Sunday, December 27, 2020

Books of 2020: Stay-Aways

Say what you will about 2020.  It's all true.  Also, though, 2020 proved a great year for reading.  (Well, not for magazine reading.  Not commuting has put me woefully behind despite some good summer memories of lounging outside with a magazine.)  A grand year for books!  I read 28 books in 2020, which pales in comparison to some fast readers but is the most I've read in a year since I started tracking in 2000.

And good news: Only 21% of those books fall into my Not Recommended category.  That's down from a three-year moving average of 25%. 

And yet, I like to start with the bad news in my annual rundown.  Friends don't let friends read bad books!

Worst of the Year: Fiction 

(nb: I actually have no non-fiction worst pick this year.  Some non-fiction that I read for special interest reasons turned out not to be recommendable to others, but I don't hold that against those books enough to blog about it.)

Golden Hill, Francis Spufford, 2016 

What does one do when one's spouse loves a book and recommends it?  What if said spouse has been reliable before?  What if the cover has promisingly-interesting art?  These are the easy questions.  One reads the book.  What does one do if, having started it, one kinda hates the book?  One persists.  See above.  What if after hundreds of pages, one still hates it?  If one is a completist reader like yours truly, one finished the book.  Then, then one contemplates whether the last x pages can redeem the 299-x pages that preceded them.  I will not reveal the value of x, but if you get to page 50 and hate this book, just stop.  Spufford teases and teases and teases and usually doesn't just not pay off what he has teased; he zags hard into passages that make one read through one's splayed fingers.  In summary, if tedium interrupted by violence and off-putting licentiousness turns you on, by all means, read this steaming pile of poo.  Otherwise, give it a wide berth.

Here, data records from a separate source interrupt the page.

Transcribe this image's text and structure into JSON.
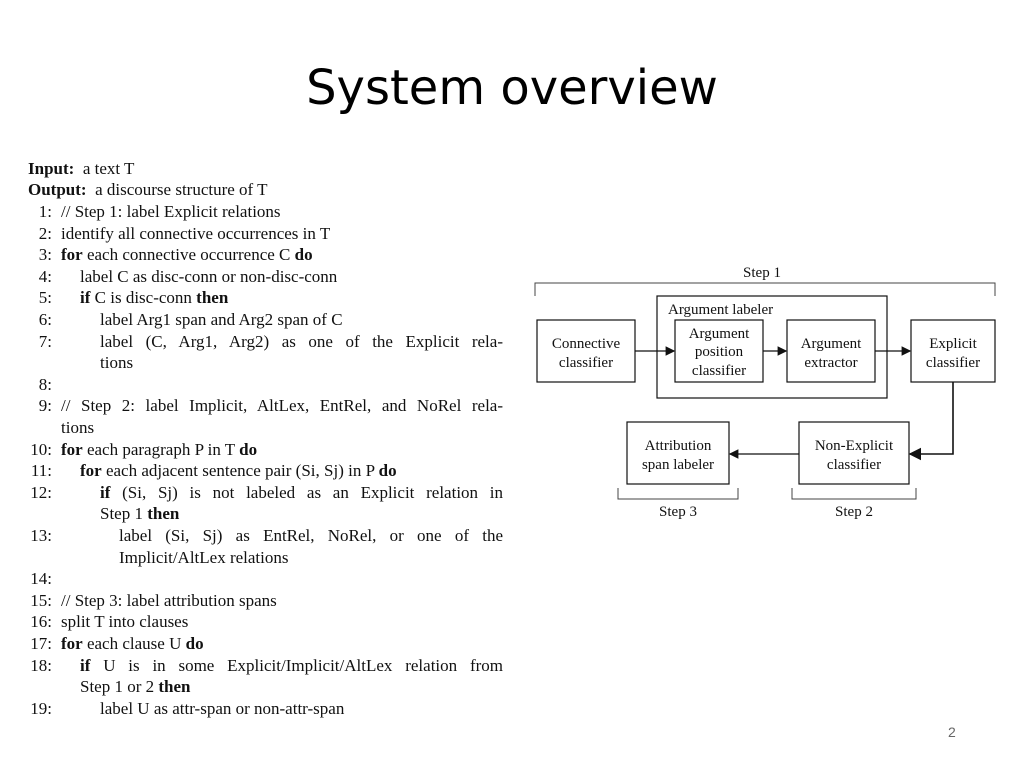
{
  "slide": {
    "title": "System overview",
    "page_number": "2"
  },
  "algorithm": {
    "input_label": "Input:",
    "input_text": "a text T",
    "output_label": "Output:",
    "output_text": "a discourse structure of T",
    "lines": [
      {
        "num": "1:",
        "indent": 0,
        "text": "// Step 1: label Explicit relations"
      },
      {
        "num": "2:",
        "indent": 0,
        "text": "identify all connective occurrences in T"
      },
      {
        "num": "3:",
        "indent": 0,
        "kw": "for",
        "text": "each connective occurrence C",
        "kw_end": "do"
      },
      {
        "num": "4:",
        "indent": 1,
        "text": "label C as disc-conn or non-disc-conn"
      },
      {
        "num": "5:",
        "indent": 1,
        "kw": "if",
        "text": "C is disc-conn",
        "kw_end": "then"
      },
      {
        "num": "6:",
        "indent": 2,
        "text": "label Arg1 span and Arg2 span of C"
      },
      {
        "num": "7:",
        "indent": 2,
        "text": "label (C, Arg1, Arg2) as one of the Explicit rela-",
        "wrap": true
      },
      {
        "num": "",
        "indent": 2,
        "text": "tions"
      },
      {
        "num": "8:",
        "indent": 0,
        "text": ""
      },
      {
        "num": "9:",
        "indent": 0,
        "text": "// Step 2: label Implicit, AltLex, EntRel, and NoRel rela-",
        "wrap": true
      },
      {
        "num": "",
        "indent": 0,
        "text": "tions"
      },
      {
        "num": "10:",
        "indent": 0,
        "kw": "for",
        "text": "each paragraph P in T",
        "kw_end": "do"
      },
      {
        "num": "11:",
        "indent": 1,
        "kw": "for",
        "text": "each adjacent sentence pair (Si, Sj) in P",
        "kw_end": "do"
      },
      {
        "num": "12:",
        "indent": 2,
        "kw": "if",
        "text": "(Si, Sj) is not labeled as an Explicit relation in",
        "wrap": true
      },
      {
        "num": "",
        "indent": 2,
        "text": "Step 1",
        "kw_end": "then"
      },
      {
        "num": "13:",
        "indent": 3,
        "text": "label (Si, Sj) as EntRel, NoRel, or one of the",
        "wrap": true
      },
      {
        "num": "",
        "indent": 3,
        "text": "Implicit/AltLex relations"
      },
      {
        "num": "14:",
        "indent": 0,
        "text": ""
      },
      {
        "num": "15:",
        "indent": 0,
        "text": "// Step 3: label attribution spans"
      },
      {
        "num": "16:",
        "indent": 0,
        "text": "split T into clauses"
      },
      {
        "num": "17:",
        "indent": 0,
        "kw": "for",
        "text": "each clause U",
        "kw_end": "do"
      },
      {
        "num": "18:",
        "indent": 1,
        "kw": "if",
        "text": "U is in some Explicit/Implicit/AltLex relation from",
        "wrap": true
      },
      {
        "num": "",
        "indent": 1,
        "text": "Step 1 or 2",
        "kw_end": "then"
      },
      {
        "num": "19:",
        "indent": 2,
        "text": "label U as attr-span or non-attr-span"
      }
    ]
  },
  "diagram": {
    "step1_label": "Step 1",
    "step2_label": "Step 2",
    "step3_label": "Step 3",
    "group_label": "Argument labeler",
    "boxes": {
      "connective": [
        "Connective",
        "classifier"
      ],
      "argpos": [
        "Argument",
        "position",
        "classifier"
      ],
      "argext": [
        "Argument",
        "extractor"
      ],
      "explicit": [
        "Explicit",
        "classifier"
      ],
      "nonexplicit": [
        "Non-Explicit",
        "classifier"
      ],
      "attribution": [
        "Attribution",
        "span labeler"
      ]
    }
  }
}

The Awkward Age, Francesca Segal, 2017

You know how the resolution on a high definition TV can be too good?  Although it might make  sense when watching sports or a Marvel movie, that level of pixel perfect detail can overwhelm a sitcom viewer.  I felt that same uncanny, uncomfortable feeling when reading The Awkward Age.  At first, Segal's ability to render characters in startling reality lured me in.  Small descriptions conveyed masses of information.  Her characters' interactions blended the immediate and the layers of relational matter that set up the moment.  The title may refer to the teenagers in the novel, but I suspect that Segal was being more sly than that.  The divorced and widowed middle-aged people evince their own awkwardness, to say nothing of the divorced grandparents who are still each other's boon companions.  After a plot turn that I maybe should have seen coming but did not, the novel got to be anything but the escape I wanted from this pandemic- and violence- and deceit-wracked year.  People of all ages behaving badly in vivid detail repelled my interest and failed to help with sleep.  Segal's writing, hauntingly specific as it is, definitely impresses.  The plot threw me for more than one loop,and I definitely wanted to see where things ended.  Sadly, despite her strengths, including dropping breathtaking turns of phrase into the narrative here and there, Segal has constructed a novel out of people from whom I desperately wanted to look away and a story from which I wanted to get away.